Sickle erythrocytes have previously been demonstrated to be abnormally adhesive to human endothelial cells in both static incubation assays and under venous flow conditions. The extent to which human fibronectin and human von Willebrand factor (vWF) can promote sickle erythrocyte adhesion to human endothelial cells was studied under venous flow conditions in a parallel-plate laminar flow chamber (wall shear stress = 1.0 dyne/cm$\sp2$).

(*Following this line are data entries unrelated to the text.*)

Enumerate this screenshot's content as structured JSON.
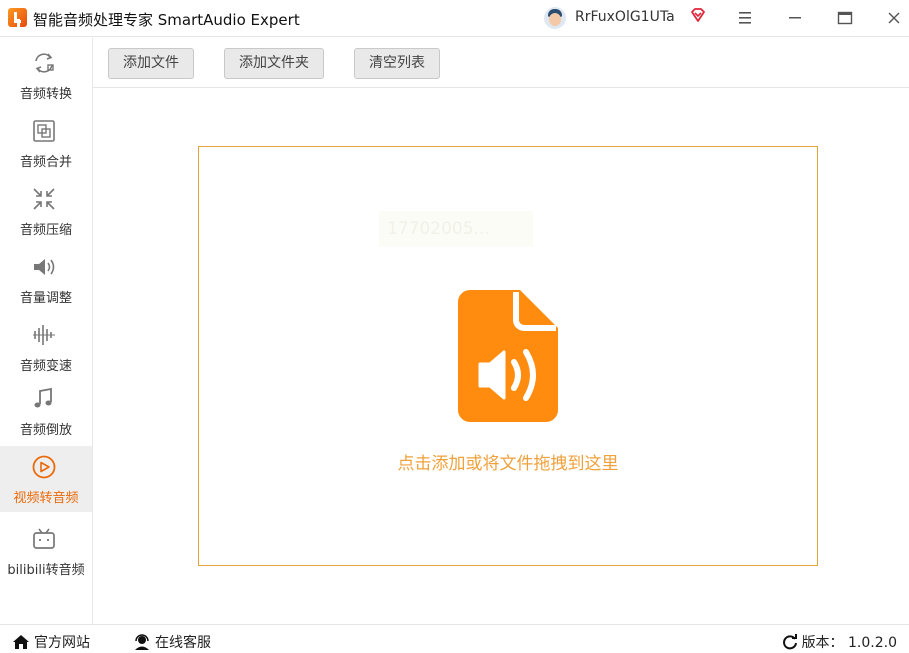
{
  "window": {
    "title": "智能音频处理专家 SmartAudio Expert",
    "username": "RrFuxOlG1UTa"
  },
  "sidebar": {
    "items": [
      {
        "label": "音频转换",
        "icon": "convert-icon"
      },
      {
        "label": "音频合并",
        "icon": "merge-icon"
      },
      {
        "label": "音频压缩",
        "icon": "compress-icon"
      },
      {
        "label": "音量调整",
        "icon": "volume-icon"
      },
      {
        "label": "音频变速",
        "icon": "speed-icon"
      },
      {
        "label": "音频倒放",
        "icon": "music-note-icon"
      },
      {
        "label": "视频转音频",
        "icon": "video-play-icon",
        "active": true
      },
      {
        "label": "bilibili转音频",
        "icon": "bilibili-tv-icon"
      }
    ]
  },
  "toolbar": {
    "add_file": "添加文件",
    "add_folder": "添加文件夹",
    "clear_list": "清空列表"
  },
  "dropzone": {
    "watermark": "17702005...",
    "hint": "点击添加或将文件拖拽到这里"
  },
  "footer": {
    "website": "官方网站",
    "support": "在线客服",
    "version": "版本： 1.0.2.0"
  },
  "colors": {
    "accent": "#ea6b0b",
    "icon_orange": "#ff8c0f",
    "dropzone_border": "#e6a23c",
    "hint_text": "#f0a13b"
  }
}
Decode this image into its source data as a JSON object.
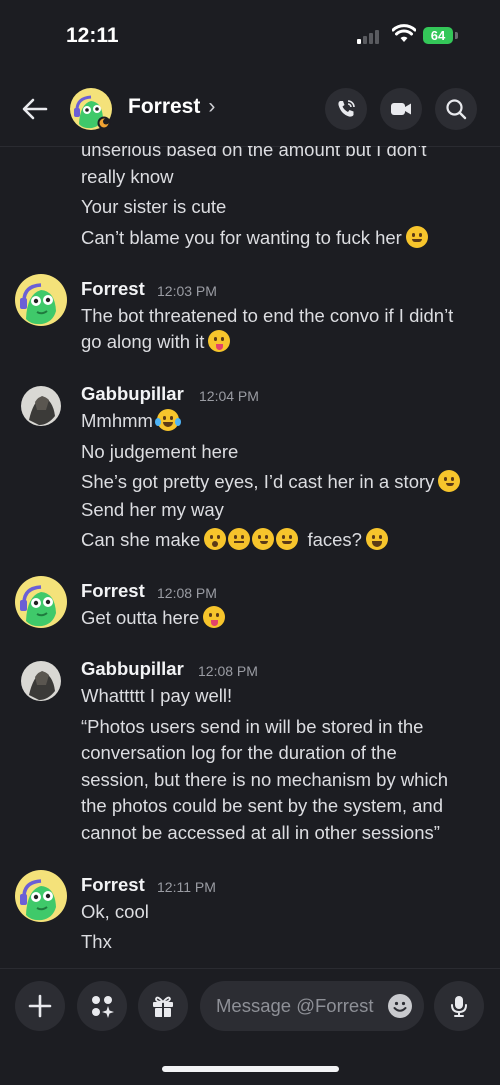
{
  "status_bar": {
    "time": "12:11",
    "battery": "64"
  },
  "header": {
    "name": "Forrest",
    "chevron": "›"
  },
  "messages": {
    "partial_lines": [
      "unserious based on the amount but I don’t",
      "really know",
      "Your sister is cute",
      "Can’t blame you for wanting to fuck her"
    ],
    "groups": [
      {
        "author": "Forrest",
        "time": "12:03 PM",
        "lines": [
          "The bot threatened to end the convo if I didn’t",
          "go along with it"
        ]
      },
      {
        "author": "Gabbupillar",
        "time": "12:04 PM",
        "lines": [
          "Mmhmm",
          "No judgement here",
          "She’s got pretty eyes, I’d cast her in a story",
          "Send her my way",
          "Can she make",
          "faces?"
        ]
      },
      {
        "author": "Forrest",
        "time": "12:08 PM",
        "lines": [
          "Get outta here"
        ]
      },
      {
        "author": "Gabbupillar",
        "time": "12:08 PM",
        "lines": [
          "Whattttt I pay well!",
          "“Photos users send in will be stored in the",
          "conversation log for the duration of the",
          "session, but there is no mechanism by which",
          "the photos could be sent by the system, and",
          "cannot be accessed at all in other sessions”"
        ]
      },
      {
        "author": "Forrest",
        "time": "12:11 PM",
        "lines": [
          "Ok, cool",
          "Thx"
        ]
      }
    ]
  },
  "composer": {
    "placeholder": "Message @Forrest"
  },
  "colors": {
    "background": "#1c1d22",
    "button": "#2c2d33",
    "forrest_avatar_bg": "#f4e27a",
    "forrest_avatar_fg": "#3fc96a"
  }
}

The data presented indicate that endothelial cell derived, unusually large, vWF multimers are optimally effective at promoting receptor-mediated sickle erythrocyte adhesion to endothelial cells. vWF appears to bind to erythrocyte surfaces via receptors immunologically identical to the glycoprotein Ib and glycoprotein IIb/IIIa receptors on platelet surfaces. Other cytoadhesive plasma proteins, such as fibronectin and purified plasma vWF multimers, can also promote sickle red cell adhesion to endothelial cells, but to a much lesser extent.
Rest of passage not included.